The agreement also included a provision allowing manufacturers of similar devices who were not sued to “opt in” to the consent judgment, under a notice procedure to be implemented in the months following the settlement, by paying $20,000 each, of which $5,000 would go to the defendants to recoup costs and the rest to a nonprofit organization.

The settlement, Mehrban said in court documents, was to “act prophylactically to avert future violations and to mandate warnings where required by Proposition 65.” In asking the court to approve it, the attorney acknowledged that the products currently manufactured by the defendants fell within the initiative’s exemption that applies when exposure to the product “will have no observable effect assuming exposure at one thousand (1,000) times the level in question.”

The settlement was approved by Los Angeles Superior Court Judge Victoria Chaney.

But Armstrong, writing for the Court of Appeal, said that once the plaintiff agreed that the defendants had not violated Proposition 65, the case was no longer ripe for adjudication and the trial court “should have exercised its discretion by refusing to decide it.”

The justice added that “nothing in Proposition 65 authorized further litigation, because there was no violation or threatened violation of the statute” and that the initiative “does not give a private organization a right to sue (or to maintain a suit) in the name of the public where the public has not been harmed.”

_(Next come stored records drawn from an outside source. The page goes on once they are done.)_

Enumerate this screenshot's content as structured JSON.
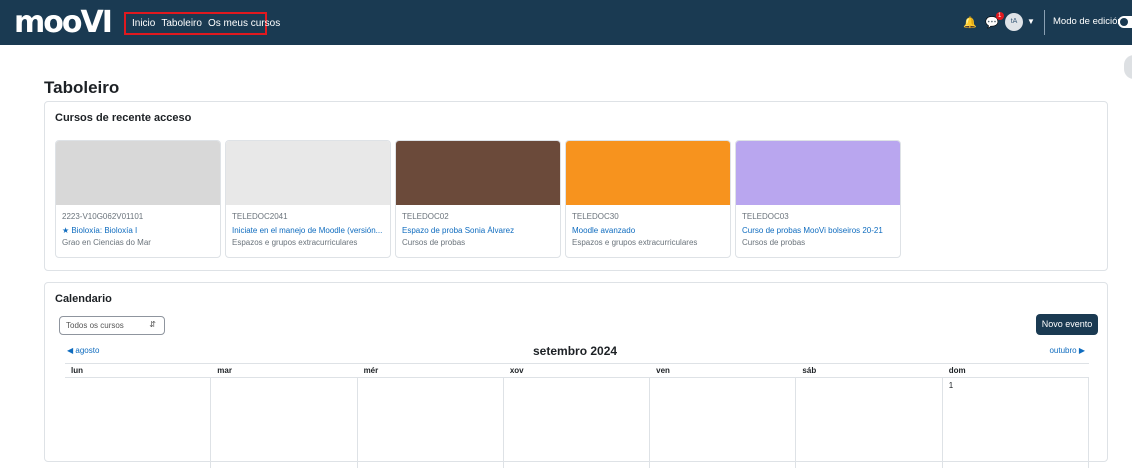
{
  "app": {
    "logo_text": "mooVI"
  },
  "nav": {
    "items": [
      "Inicio",
      "Taboleiro",
      "Os meus cursos"
    ],
    "edit_mode_label": "Modo de edición",
    "avatar_initials": "tA",
    "messages_badge": "1"
  },
  "page": {
    "title": "Taboleiro"
  },
  "recent": {
    "title": "Cursos de recente acceso",
    "courses": [
      {
        "shortname": "2223-V10G062V01101",
        "fullname": "Bioloxía: Bioloxía I",
        "category": "Grao en Ciencias do Mar",
        "starred": true,
        "image_color": "#d8d8d8"
      },
      {
        "shortname": "TELEDOC2041",
        "fullname": "Iniciate en el manejo de Moodle (versión...",
        "category": "Espazos e grupos extracurriculares",
        "starred": false,
        "image_color": "#e8e8e8"
      },
      {
        "shortname": "TELEDOC02",
        "fullname": "Espazo de proba Sonia Álvarez",
        "category": "Cursos de probas",
        "starred": false,
        "image_color": "#6b4a3a"
      },
      {
        "shortname": "TELEDOC30",
        "fullname": "Moodle avanzado",
        "category": "Espazos e grupos extracurriculares",
        "starred": false,
        "image_color": "#f7931e"
      },
      {
        "shortname": "TELEDOC03",
        "fullname": "Curso de probas MooVi bolseiros 20-21",
        "category": "Cursos de probas",
        "starred": false,
        "image_color": "#b9a6ef"
      }
    ]
  },
  "calendar": {
    "title": "Calendario",
    "filter_value": "Todos os cursos",
    "new_event_label": "Novo evento",
    "prev_month": "agosto",
    "next_month": "outubro",
    "month_label": "setembro 2024",
    "weekdays": [
      "lun",
      "mar",
      "mér",
      "xov",
      "ven",
      "sáb",
      "dom"
    ],
    "first_row": [
      "",
      "",
      "",
      "",
      "",
      "",
      "1"
    ]
  }
}
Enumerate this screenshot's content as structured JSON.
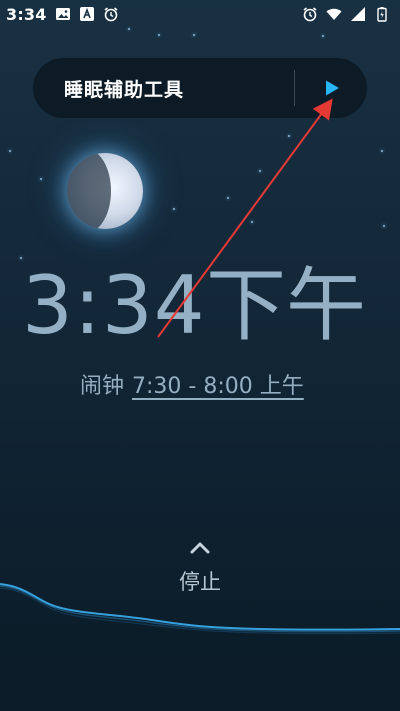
{
  "status_bar": {
    "time": "3:34",
    "left_icons": [
      "image-icon",
      "a-square-icon",
      "alarm-clock-icon"
    ],
    "right_icons": [
      "alarm-clock-icon",
      "wifi-icon",
      "signal-icon",
      "battery-charging-icon"
    ]
  },
  "sleep_aid": {
    "title": "睡眠辅助工具",
    "play_icon": "play-icon",
    "accent_color": "#29b6f6"
  },
  "clock": {
    "time": "3:34",
    "ampm": "下午"
  },
  "alarm": {
    "label": "闹钟",
    "range": "7:30 - 8:00 上午"
  },
  "stop": {
    "label": "停止",
    "icon": "chevron-up-icon"
  },
  "colors": {
    "annotation_arrow": "#e53935",
    "wave": "#3aa9e8"
  }
}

The lack of a ripe controversy is especially problematic in this type of case, the justice said, given the difficulty in determining the adequacy of the warnings required by the consent judgment in the absence of “a factual record which includes an actual product which requires an actual warning.”

Armstrong also questioned the trial judge’s finding that the settlement would confer “a substantial public benefit.”

The justice wrote:

“Through this Judgment, plaintiff and defendants seek to foreclose future action by members of the general public, including any subsequent plaintiff who might seek advice from another expert, with an opinion based on perhaps newer or better research. Yet, the Judgment adopts a formula developed by an expert hired by the defendants, a formula not tested through the crucible of litigation by an opponent with a real stake in the outcome. We can have no confidence that a formula so developed truly protects the public.”

The case is Consumer Cause, Inc. v. Johnson & Johnson, 05 S.O.S. 4393.